This past spring and summer I had the opportunity to observe and photograph nesting behaviors of Black-billed Magpies on Antelope Island in northern Utah. Magpies are common in Utah and much of the western US but they’re typically difficult to approach (and very challenging to photograph well because of the contrast of their coal-black and almost pure white plumage) but this pair of birds was so intent on their nest-building activities that they virtually ignored my presence.
Mated pair of Black-billed Magpies
Magpies are monogamous and typically mate for life. This is a mated pair on top of their domed nest in a sagebrush. The male is on the left, the female on the right – males are about 20% larger than females so they are sexually dimorphic. As you can see from the muddy bill of the female they’ve been actively building the mud-bowl found inside the nest. Typically the male provides the heavier branches and sticks for the nest and the female delivers most of the mud for the mud bowl, which probably explains why the female’s bill is so muddy while the male’s is not.
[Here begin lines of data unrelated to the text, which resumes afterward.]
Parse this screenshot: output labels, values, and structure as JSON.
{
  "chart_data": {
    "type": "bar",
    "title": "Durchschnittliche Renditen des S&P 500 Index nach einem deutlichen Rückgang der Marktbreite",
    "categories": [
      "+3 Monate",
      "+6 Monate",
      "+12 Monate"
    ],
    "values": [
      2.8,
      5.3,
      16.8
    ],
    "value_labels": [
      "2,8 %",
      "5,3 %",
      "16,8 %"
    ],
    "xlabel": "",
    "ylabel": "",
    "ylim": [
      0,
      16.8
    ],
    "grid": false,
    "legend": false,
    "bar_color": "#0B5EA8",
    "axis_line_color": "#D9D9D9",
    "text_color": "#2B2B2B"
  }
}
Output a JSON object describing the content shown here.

Obtaining mud for then nest
The mud for the bowl of the nest was obtained wherever the birds could find it. When we’d had dry weather they would have to fly quite a distance to get any but after a recent rain they would often get it very close by. This bird has just scooped up a bill-full. When it’s available they’ll sometimes use fresh cattle or bison dung in place of mud.
Mud delivery to the nest
This magpie, presumably the female, (I have a difficult time telling sexes apart unless they’re together) is landing on the nest in front of her but just out of the photo.
More mud for the nest
Here the magpie has landed on the sagebrush where the nest is found with another delivery of mud.
Taking off for more mud
These birds made countless trips for mud and twigs over the many days I was able to observe them. Construction of an entire nest can take up to six weeks. Each nest begins with a mud anchor with twig superstructure which takes 2-3 weeks to build. Then the interior mud bowl – 9 days and the grass lining – 4 days. Approximately 11 days later the female will begin laying her eggs.
Rejecting a twig
Occasionally I would see one of the magpies flying away from the nest with a twig. I presume it was because they found that particular twig unsuitable for construction. This is one of my favorite photographs from the many days I watched these magpies. When the light strikes these birds just right (especially the male) you get an impressive display of iridescence. I was fortunate to get it so well here, especially combined with the upswept tail and the twig in the beak.
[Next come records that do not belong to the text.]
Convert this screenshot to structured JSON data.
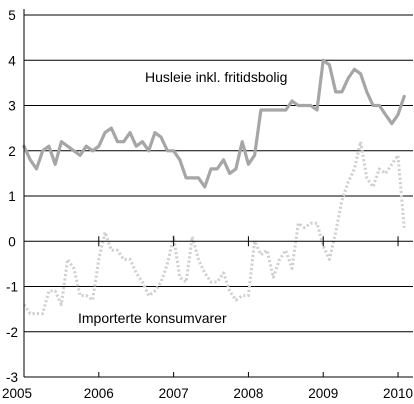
{
  "chart_data": {
    "type": "line",
    "title": "",
    "xlabel": "",
    "ylabel": "",
    "xlim": [
      2005.0,
      2010.2
    ],
    "ylim": [
      -3,
      5
    ],
    "grid": true,
    "x_ticks": [
      2005,
      2006,
      2007,
      2008,
      2009,
      2010
    ],
    "y_ticks": [
      -3,
      -2,
      -1,
      0,
      1,
      2,
      3,
      4,
      5
    ],
    "annotations": [
      {
        "text": "Husleie inkl. fritidsbolig",
        "series": 0
      },
      {
        "text": "Importerte konsumvarer",
        "series": 1
      }
    ],
    "series": [
      {
        "name": "Husleie inkl. fritidsbolig",
        "color": "#a6a6a6",
        "style": "solid",
        "x": [
          2005.0,
          2005.083,
          2005.167,
          2005.25,
          2005.333,
          2005.417,
          2005.5,
          2005.583,
          2005.667,
          2005.75,
          2005.833,
          2005.917,
          2006.0,
          2006.083,
          2006.167,
          2006.25,
          2006.333,
          2006.417,
          2006.5,
          2006.583,
          2006.667,
          2006.75,
          2006.833,
          2006.917,
          2007.0,
          2007.083,
          2007.167,
          2007.25,
          2007.333,
          2007.417,
          2007.5,
          2007.583,
          2007.667,
          2007.75,
          2007.833,
          2007.917,
          2008.0,
          2008.083,
          2008.167,
          2008.25,
          2008.333,
          2008.417,
          2008.5,
          2008.583,
          2008.667,
          2008.75,
          2008.833,
          2008.917,
          2009.0,
          2009.083,
          2009.167,
          2009.25,
          2009.333,
          2009.417,
          2009.5,
          2009.583,
          2009.667,
          2009.75,
          2009.833,
          2009.917,
          2010.0,
          2010.083
        ],
        "y": [
          2.1,
          1.8,
          1.6,
          2.0,
          2.1,
          1.7,
          2.2,
          2.1,
          2.0,
          1.9,
          2.1,
          2.0,
          2.1,
          2.4,
          2.5,
          2.2,
          2.2,
          2.4,
          2.1,
          2.2,
          2.0,
          2.4,
          2.3,
          2.0,
          2.0,
          1.8,
          1.4,
          1.4,
          1.4,
          1.2,
          1.6,
          1.6,
          1.8,
          1.5,
          1.6,
          2.2,
          1.7,
          1.9,
          2.9,
          2.9,
          2.9,
          2.9,
          2.9,
          3.1,
          3.0,
          3.0,
          3.0,
          2.9,
          4.0,
          3.9,
          3.3,
          3.3,
          3.6,
          3.8,
          3.7,
          3.3,
          3.0,
          3.0,
          2.8,
          2.6,
          2.8,
          3.2
        ]
      },
      {
        "name": "Importerte konsumvarer",
        "color": "#d0d0d0",
        "style": "dotted",
        "x": [
          2005.0,
          2005.083,
          2005.167,
          2005.25,
          2005.333,
          2005.417,
          2005.5,
          2005.583,
          2005.667,
          2005.75,
          2005.833,
          2005.917,
          2006.0,
          2006.083,
          2006.167,
          2006.25,
          2006.333,
          2006.417,
          2006.5,
          2006.583,
          2006.667,
          2006.75,
          2006.833,
          2006.917,
          2007.0,
          2007.083,
          2007.167,
          2007.25,
          2007.333,
          2007.417,
          2007.5,
          2007.583,
          2007.667,
          2007.75,
          2007.833,
          2007.917,
          2008.0,
          2008.083,
          2008.167,
          2008.25,
          2008.333,
          2008.417,
          2008.5,
          2008.583,
          2008.667,
          2008.75,
          2008.833,
          2008.917,
          2009.0,
          2009.083,
          2009.167,
          2009.25,
          2009.333,
          2009.417,
          2009.5,
          2009.583,
          2009.667,
          2009.75,
          2009.833,
          2009.917,
          2010.0,
          2010.083
        ],
        "y": [
          -1.4,
          -1.6,
          -1.6,
          -1.6,
          -1.1,
          -1.1,
          -1.4,
          -0.4,
          -0.6,
          -1.2,
          -1.2,
          -1.3,
          -0.4,
          0.2,
          -0.2,
          -0.2,
          -0.4,
          -0.4,
          -0.7,
          -0.9,
          -1.2,
          -1.1,
          -0.9,
          -0.5,
          0.1,
          -0.8,
          -0.9,
          0.1,
          -0.4,
          -0.7,
          -0.9,
          -0.9,
          -0.7,
          -1.1,
          -1.3,
          -1.2,
          -1.2,
          0.0,
          -0.3,
          -0.2,
          -0.8,
          -0.4,
          -0.2,
          -0.6,
          0.4,
          0.3,
          0.4,
          0.4,
          -0.1,
          -0.4,
          0.2,
          0.9,
          1.3,
          1.6,
          2.2,
          1.4,
          1.2,
          1.6,
          1.5,
          1.7,
          1.9,
          0.3
        ]
      }
    ]
  }
}
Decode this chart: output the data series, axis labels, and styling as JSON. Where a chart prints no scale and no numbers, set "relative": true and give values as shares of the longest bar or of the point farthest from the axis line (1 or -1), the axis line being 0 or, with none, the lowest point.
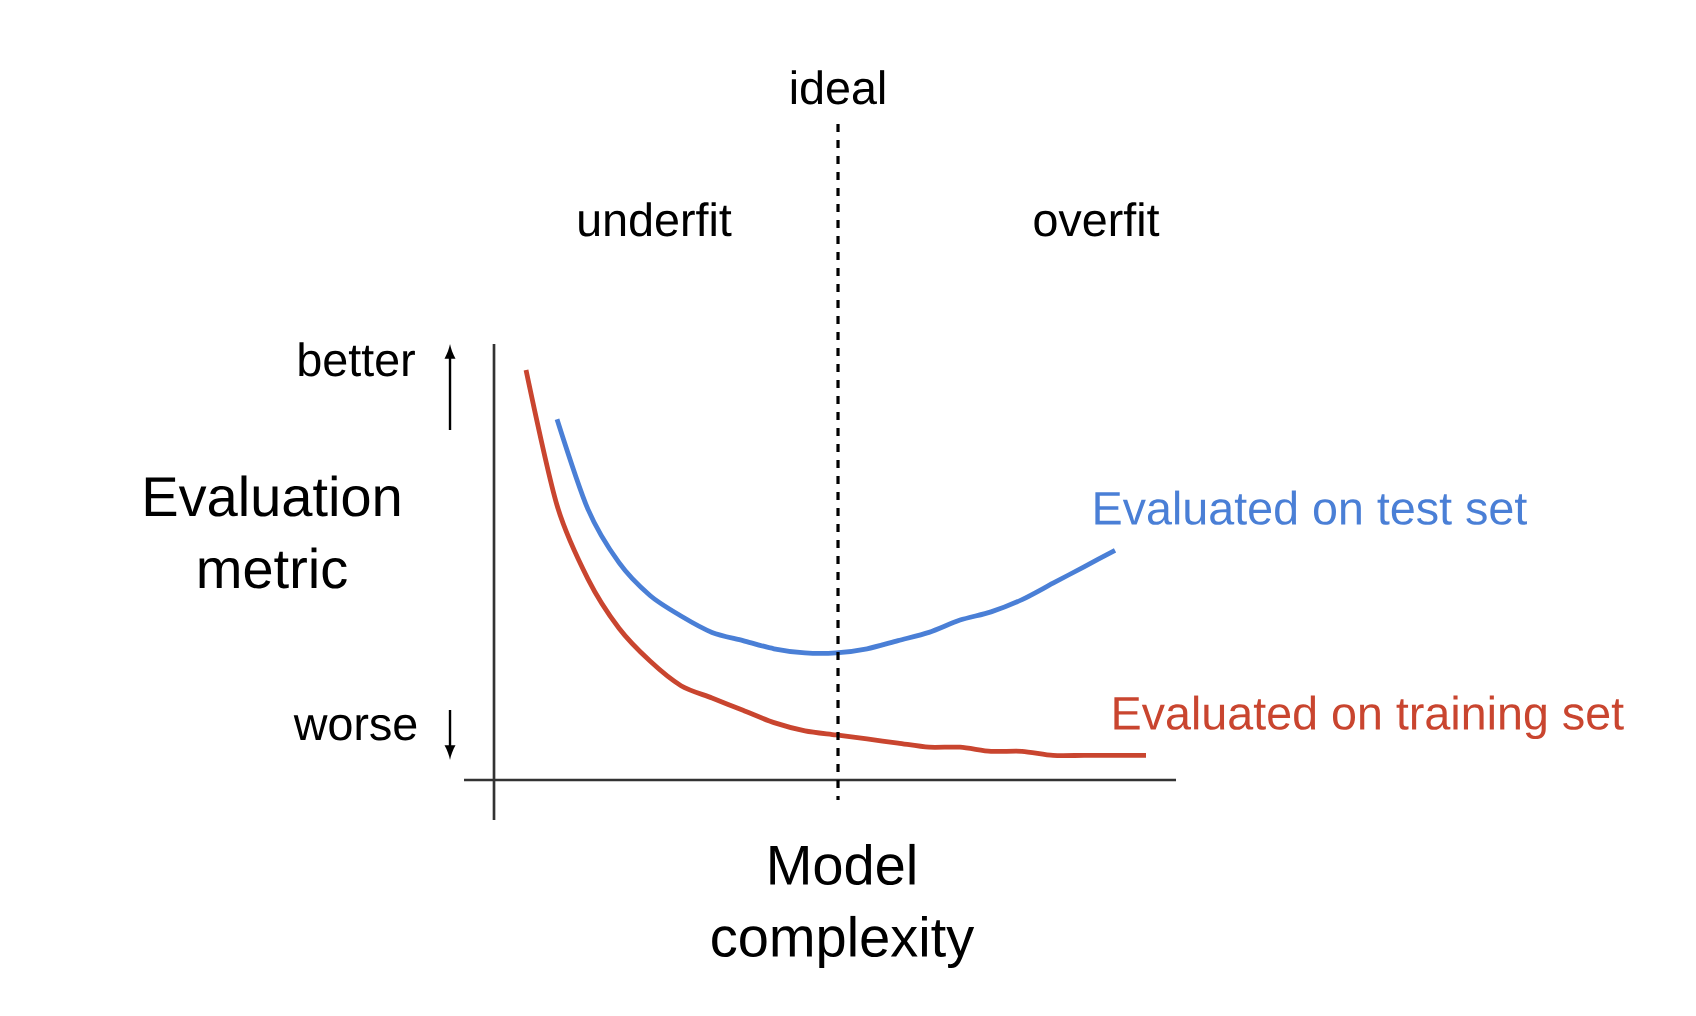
{
  "chart_data": {
    "type": "line",
    "relative": true,
    "xlabel": "Model complexity",
    "ylabel": "Evaluation metric",
    "categories": [
      null,
      null,
      null,
      null,
      null,
      null,
      null,
      null,
      null,
      null,
      null,
      null,
      null,
      null,
      null,
      null,
      null,
      null,
      null,
      null,
      null
    ],
    "series": [
      {
        "name": "Evaluated on test set",
        "color": "#4a7fd6",
        "values": [
          null,
          0.88,
          0.66,
          0.53,
          0.45,
          0.4,
          0.36,
          0.34,
          0.32,
          0.31,
          0.31,
          0.32,
          0.34,
          0.36,
          0.39,
          0.41,
          0.44,
          0.48,
          0.52,
          0.56,
          null
        ]
      },
      {
        "name": "Evaluated on training set",
        "color": "#c9452f",
        "values": [
          1.0,
          0.67,
          0.49,
          0.37,
          0.29,
          0.23,
          0.2,
          0.17,
          0.14,
          0.12,
          0.11,
          0.1,
          0.09,
          0.08,
          0.08,
          0.07,
          0.07,
          0.06,
          0.06,
          0.06,
          0.06
        ]
      }
    ],
    "annotations": [
      "ideal",
      "underfit",
      "overfit",
      "better",
      "worse"
    ]
  }
}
Food for the female and young
Only the female incubates the eggs and while she’s doing so she relies on the male for food. In this photo you can see that it’s much later in the spring by the growth of sage coming through the sides of the nest. By this time the eggs had hatched and both parents were providing food for the nestlings. Here, one of the parents is about to deliver a beak full of insects.
Sagebrush with magpie nest, Great Salt Lake in background
This is the sagebrush that contains the nest. The photo was taken in August – long after the nest had been abandoned for the year. The top of the nest can barely be seen at top, just right of center but this very large nest was mostly out of sight within the bush.
Juvenile magpie, on the nest
Circumstances prevented me from visiting the nest as the youngsters were fledging but when I was able to return in early July I found two of the juveniles still at the nest. This is one of them. You can clearly see the perimeter of the top of the nest through the summer greenery.
Interestingly, the two birds of a mated pair sometimes have a difference of opinion about where the nest should be constructed and it’s not unusual for two nests to be constructed even though only one can be used. I often saw these birds raiding another nest in the vicinity for construction materials and now wonder if they had built both nests this year and then as egg laying time approached they decided that the second nest would be a good source of twigs. Speculation on my part but I can’t help myself…
My good friend Mia and I had a wonderful time observing and photographing these magpies and we’re already making plans to do something similar early next spring.